"Evidently."
"In that case it may become necessary for me to act for you."
"Oh!"
The exclamation told its own story, and the girl in her vexation bit the lip that had betrayed her. Quinton Edge smiled.
"Don't distress yourself," he said, smoothly. "I am only giving you the warning that courtesy entitles you to receive."
Esmay reflected. Whatever his intentions concerning her, she could not be the worse off for knowing them. So she went on, steadily:
"Since you have already decided upon my future, argument would be useless. But perhaps I may assume that you have acted with some small regard for my interests."

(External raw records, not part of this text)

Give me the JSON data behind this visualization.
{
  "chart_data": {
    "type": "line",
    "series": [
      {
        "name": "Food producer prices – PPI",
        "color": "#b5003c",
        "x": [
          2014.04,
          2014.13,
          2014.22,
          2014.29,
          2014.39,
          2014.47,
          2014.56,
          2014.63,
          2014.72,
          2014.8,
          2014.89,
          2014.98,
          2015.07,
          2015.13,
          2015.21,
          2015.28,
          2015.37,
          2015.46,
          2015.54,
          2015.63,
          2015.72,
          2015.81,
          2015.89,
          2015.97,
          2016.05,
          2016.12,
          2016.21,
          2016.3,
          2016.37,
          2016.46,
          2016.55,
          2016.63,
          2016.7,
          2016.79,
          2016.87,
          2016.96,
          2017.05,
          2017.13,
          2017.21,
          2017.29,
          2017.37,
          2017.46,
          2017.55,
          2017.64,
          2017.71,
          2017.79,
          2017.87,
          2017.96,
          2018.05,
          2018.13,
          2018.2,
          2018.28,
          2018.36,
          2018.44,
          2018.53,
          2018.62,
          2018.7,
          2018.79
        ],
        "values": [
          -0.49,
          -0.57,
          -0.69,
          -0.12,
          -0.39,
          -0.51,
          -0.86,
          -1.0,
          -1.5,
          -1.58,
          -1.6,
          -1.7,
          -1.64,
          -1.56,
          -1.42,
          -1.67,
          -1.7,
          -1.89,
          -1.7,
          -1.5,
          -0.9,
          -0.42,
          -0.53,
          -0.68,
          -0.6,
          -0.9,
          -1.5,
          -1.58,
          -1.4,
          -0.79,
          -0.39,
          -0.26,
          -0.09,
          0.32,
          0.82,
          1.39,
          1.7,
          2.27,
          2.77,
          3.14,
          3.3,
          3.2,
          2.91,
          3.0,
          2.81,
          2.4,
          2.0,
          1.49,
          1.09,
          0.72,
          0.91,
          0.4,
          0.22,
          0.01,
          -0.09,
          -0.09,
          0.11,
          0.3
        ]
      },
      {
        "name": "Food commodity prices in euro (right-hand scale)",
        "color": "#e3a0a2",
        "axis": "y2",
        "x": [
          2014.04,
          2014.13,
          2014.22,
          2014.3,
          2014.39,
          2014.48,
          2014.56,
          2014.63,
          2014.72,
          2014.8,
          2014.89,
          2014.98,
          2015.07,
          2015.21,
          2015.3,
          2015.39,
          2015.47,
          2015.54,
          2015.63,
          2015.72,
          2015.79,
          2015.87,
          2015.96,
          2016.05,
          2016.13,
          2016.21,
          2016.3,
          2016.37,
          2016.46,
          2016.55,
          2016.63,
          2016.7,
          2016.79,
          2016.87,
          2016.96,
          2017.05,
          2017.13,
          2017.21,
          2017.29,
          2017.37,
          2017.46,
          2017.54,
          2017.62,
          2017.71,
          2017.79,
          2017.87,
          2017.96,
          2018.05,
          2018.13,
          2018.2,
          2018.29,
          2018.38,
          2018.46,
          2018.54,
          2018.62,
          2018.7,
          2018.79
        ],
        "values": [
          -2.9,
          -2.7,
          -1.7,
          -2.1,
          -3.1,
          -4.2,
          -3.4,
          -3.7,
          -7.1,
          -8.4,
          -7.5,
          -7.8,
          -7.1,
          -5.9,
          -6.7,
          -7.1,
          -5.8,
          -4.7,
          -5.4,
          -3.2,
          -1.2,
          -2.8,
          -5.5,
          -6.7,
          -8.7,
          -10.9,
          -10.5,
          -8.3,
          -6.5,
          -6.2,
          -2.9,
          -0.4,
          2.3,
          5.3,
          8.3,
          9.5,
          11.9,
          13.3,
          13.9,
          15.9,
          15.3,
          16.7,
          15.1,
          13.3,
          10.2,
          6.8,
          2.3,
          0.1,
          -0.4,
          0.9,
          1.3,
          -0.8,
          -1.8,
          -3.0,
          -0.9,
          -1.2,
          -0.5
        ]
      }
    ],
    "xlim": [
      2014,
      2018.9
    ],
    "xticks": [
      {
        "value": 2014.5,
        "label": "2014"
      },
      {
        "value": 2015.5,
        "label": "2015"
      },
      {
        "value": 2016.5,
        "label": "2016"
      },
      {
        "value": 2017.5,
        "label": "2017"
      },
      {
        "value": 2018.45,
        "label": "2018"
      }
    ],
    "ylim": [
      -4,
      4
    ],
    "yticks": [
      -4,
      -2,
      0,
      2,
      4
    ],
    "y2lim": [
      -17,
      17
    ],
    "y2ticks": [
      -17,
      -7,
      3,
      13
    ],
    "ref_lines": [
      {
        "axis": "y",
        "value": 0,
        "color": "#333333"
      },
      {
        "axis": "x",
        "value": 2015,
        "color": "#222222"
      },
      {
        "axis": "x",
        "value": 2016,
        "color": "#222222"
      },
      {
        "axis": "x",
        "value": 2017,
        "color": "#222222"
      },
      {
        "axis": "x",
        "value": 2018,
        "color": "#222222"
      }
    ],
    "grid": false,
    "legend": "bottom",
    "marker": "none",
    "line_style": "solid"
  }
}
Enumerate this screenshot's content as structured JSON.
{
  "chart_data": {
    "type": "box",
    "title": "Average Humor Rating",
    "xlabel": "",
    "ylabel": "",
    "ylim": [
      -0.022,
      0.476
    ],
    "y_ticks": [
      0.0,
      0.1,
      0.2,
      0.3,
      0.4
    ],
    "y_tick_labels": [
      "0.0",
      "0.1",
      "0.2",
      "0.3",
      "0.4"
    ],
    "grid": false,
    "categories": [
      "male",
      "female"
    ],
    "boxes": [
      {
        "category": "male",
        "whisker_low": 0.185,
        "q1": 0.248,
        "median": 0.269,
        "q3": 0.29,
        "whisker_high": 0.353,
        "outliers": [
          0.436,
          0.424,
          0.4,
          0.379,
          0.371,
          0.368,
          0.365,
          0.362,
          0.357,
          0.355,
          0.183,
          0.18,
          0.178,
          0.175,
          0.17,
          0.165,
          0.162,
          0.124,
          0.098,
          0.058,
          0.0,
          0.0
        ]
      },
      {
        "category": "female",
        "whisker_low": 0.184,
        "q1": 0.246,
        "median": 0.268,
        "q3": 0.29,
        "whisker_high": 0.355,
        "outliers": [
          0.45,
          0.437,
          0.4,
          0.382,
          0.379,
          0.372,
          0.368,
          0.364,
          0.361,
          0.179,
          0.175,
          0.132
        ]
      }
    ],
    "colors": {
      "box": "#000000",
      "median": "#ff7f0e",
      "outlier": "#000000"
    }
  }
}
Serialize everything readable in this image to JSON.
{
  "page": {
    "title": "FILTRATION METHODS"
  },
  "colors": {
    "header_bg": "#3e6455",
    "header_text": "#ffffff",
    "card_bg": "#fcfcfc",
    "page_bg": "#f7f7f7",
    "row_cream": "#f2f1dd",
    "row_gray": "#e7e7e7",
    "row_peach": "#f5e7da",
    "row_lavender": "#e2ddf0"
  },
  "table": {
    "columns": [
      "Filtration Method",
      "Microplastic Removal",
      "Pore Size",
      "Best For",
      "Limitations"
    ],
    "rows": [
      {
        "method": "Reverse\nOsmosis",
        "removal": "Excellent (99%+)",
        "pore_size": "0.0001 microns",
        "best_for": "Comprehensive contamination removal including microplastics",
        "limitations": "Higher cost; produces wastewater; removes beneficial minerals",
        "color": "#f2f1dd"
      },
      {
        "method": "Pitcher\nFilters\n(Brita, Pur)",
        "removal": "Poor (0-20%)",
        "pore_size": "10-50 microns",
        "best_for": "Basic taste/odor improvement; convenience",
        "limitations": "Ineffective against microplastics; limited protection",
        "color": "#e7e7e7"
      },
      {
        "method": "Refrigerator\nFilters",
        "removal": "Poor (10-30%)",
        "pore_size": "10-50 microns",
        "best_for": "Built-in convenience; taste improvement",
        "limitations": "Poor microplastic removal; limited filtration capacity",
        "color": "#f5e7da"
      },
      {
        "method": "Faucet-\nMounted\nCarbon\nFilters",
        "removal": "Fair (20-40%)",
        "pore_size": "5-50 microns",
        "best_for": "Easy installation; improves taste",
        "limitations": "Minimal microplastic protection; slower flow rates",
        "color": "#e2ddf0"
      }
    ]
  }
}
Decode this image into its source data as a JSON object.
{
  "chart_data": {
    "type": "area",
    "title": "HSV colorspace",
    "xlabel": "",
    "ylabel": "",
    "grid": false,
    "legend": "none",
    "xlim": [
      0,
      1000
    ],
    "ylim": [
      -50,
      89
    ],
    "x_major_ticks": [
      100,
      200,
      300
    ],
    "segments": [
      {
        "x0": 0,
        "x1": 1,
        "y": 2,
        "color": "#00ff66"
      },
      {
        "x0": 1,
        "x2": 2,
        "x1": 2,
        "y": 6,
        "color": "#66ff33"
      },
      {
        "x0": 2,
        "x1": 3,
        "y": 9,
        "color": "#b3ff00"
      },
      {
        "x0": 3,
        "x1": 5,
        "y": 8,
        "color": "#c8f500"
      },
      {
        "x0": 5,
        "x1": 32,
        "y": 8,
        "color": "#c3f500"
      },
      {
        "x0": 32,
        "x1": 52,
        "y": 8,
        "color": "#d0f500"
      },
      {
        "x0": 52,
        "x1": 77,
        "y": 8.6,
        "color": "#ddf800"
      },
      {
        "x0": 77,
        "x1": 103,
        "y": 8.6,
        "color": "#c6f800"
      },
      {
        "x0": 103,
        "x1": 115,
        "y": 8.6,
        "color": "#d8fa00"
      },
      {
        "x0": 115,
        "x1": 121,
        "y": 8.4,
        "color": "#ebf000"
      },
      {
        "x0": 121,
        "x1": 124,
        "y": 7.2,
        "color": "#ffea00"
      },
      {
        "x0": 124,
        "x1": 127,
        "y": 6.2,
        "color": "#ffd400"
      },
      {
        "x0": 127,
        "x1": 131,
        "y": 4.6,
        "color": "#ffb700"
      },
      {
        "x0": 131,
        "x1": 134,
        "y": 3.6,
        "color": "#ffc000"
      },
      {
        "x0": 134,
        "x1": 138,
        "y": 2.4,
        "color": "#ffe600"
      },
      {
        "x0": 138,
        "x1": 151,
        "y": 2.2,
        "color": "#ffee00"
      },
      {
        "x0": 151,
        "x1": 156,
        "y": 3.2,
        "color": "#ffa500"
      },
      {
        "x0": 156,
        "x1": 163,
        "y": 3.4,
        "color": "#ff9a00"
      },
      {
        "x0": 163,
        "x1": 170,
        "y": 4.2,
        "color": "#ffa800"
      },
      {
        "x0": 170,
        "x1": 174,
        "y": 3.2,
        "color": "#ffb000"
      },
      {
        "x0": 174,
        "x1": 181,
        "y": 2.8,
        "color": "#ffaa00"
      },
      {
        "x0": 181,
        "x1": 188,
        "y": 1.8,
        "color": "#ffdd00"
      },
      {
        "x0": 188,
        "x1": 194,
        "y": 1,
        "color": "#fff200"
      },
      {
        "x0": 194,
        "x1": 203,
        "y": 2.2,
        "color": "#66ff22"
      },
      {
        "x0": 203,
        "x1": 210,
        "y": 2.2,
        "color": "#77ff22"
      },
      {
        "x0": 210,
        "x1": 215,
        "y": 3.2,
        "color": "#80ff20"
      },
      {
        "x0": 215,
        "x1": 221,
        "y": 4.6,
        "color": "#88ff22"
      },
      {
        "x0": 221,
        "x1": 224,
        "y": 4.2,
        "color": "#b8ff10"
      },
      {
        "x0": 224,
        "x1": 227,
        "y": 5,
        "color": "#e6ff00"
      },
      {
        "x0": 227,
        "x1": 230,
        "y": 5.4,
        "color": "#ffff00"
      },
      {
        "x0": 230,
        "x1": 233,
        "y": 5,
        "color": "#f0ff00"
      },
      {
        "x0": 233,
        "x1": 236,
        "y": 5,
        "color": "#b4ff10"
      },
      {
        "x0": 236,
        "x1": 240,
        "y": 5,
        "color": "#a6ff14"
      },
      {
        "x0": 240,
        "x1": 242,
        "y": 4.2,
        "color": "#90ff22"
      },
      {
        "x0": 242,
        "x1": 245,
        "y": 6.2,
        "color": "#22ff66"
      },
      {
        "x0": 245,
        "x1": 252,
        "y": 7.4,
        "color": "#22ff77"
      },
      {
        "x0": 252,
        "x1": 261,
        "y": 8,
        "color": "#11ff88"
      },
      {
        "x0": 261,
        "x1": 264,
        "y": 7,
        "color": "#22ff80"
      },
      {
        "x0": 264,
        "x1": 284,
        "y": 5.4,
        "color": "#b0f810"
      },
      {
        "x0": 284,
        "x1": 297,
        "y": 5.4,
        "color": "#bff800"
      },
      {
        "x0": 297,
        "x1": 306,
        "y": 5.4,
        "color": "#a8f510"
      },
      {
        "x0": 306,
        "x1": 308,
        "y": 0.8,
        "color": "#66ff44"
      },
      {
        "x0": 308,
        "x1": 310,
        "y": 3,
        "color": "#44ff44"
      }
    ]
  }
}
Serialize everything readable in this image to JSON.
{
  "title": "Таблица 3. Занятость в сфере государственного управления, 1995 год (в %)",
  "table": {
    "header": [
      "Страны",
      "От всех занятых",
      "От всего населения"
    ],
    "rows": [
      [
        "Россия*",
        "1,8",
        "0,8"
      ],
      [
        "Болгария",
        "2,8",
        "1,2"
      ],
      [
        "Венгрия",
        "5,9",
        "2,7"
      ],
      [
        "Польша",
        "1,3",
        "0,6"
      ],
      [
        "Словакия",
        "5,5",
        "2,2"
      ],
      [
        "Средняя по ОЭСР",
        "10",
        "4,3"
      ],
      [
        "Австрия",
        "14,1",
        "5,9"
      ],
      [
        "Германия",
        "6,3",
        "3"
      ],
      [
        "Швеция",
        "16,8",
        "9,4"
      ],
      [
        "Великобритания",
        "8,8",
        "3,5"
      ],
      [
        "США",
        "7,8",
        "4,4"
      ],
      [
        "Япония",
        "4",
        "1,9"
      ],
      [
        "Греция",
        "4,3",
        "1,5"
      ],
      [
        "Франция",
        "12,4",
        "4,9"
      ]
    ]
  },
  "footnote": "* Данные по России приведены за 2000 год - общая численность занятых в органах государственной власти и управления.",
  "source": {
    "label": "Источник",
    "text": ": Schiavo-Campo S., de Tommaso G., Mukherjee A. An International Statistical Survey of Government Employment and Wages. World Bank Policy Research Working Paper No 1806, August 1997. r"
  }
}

"Not the least in the world," returned Quinton Edge, and Esmay smiled involuntarily at frankness so unblushing. Whereupon and curiously enough, Quinton Edge became suddenly of a great gravity, the flippancy of his accustomed manner falling from him as a cloak drops unnoticed from a man's shoulders. He rose to his feet, strode to a window, and stood there for perhaps a minute looking out upon the moonlit waters of the Lesser river. When he turned again to the girl there were lines of hardness about his mouth that she had never noticed before. Yet, in speaking, his voice was soft, almost hesitating.
"Why should I tell you of these things, and then again why not? We are both children of the Doomsmen, and the matter concerns us nearly. Not equally, of course, but listen and draw your own conclusions."
"There are clouds in the political sky, and our little ship of state is in danger of going upon the rocks, coincident with the death of Dom Gillian, its old-time helmsman. And that contingency in the natural course of events cannot be long delayed.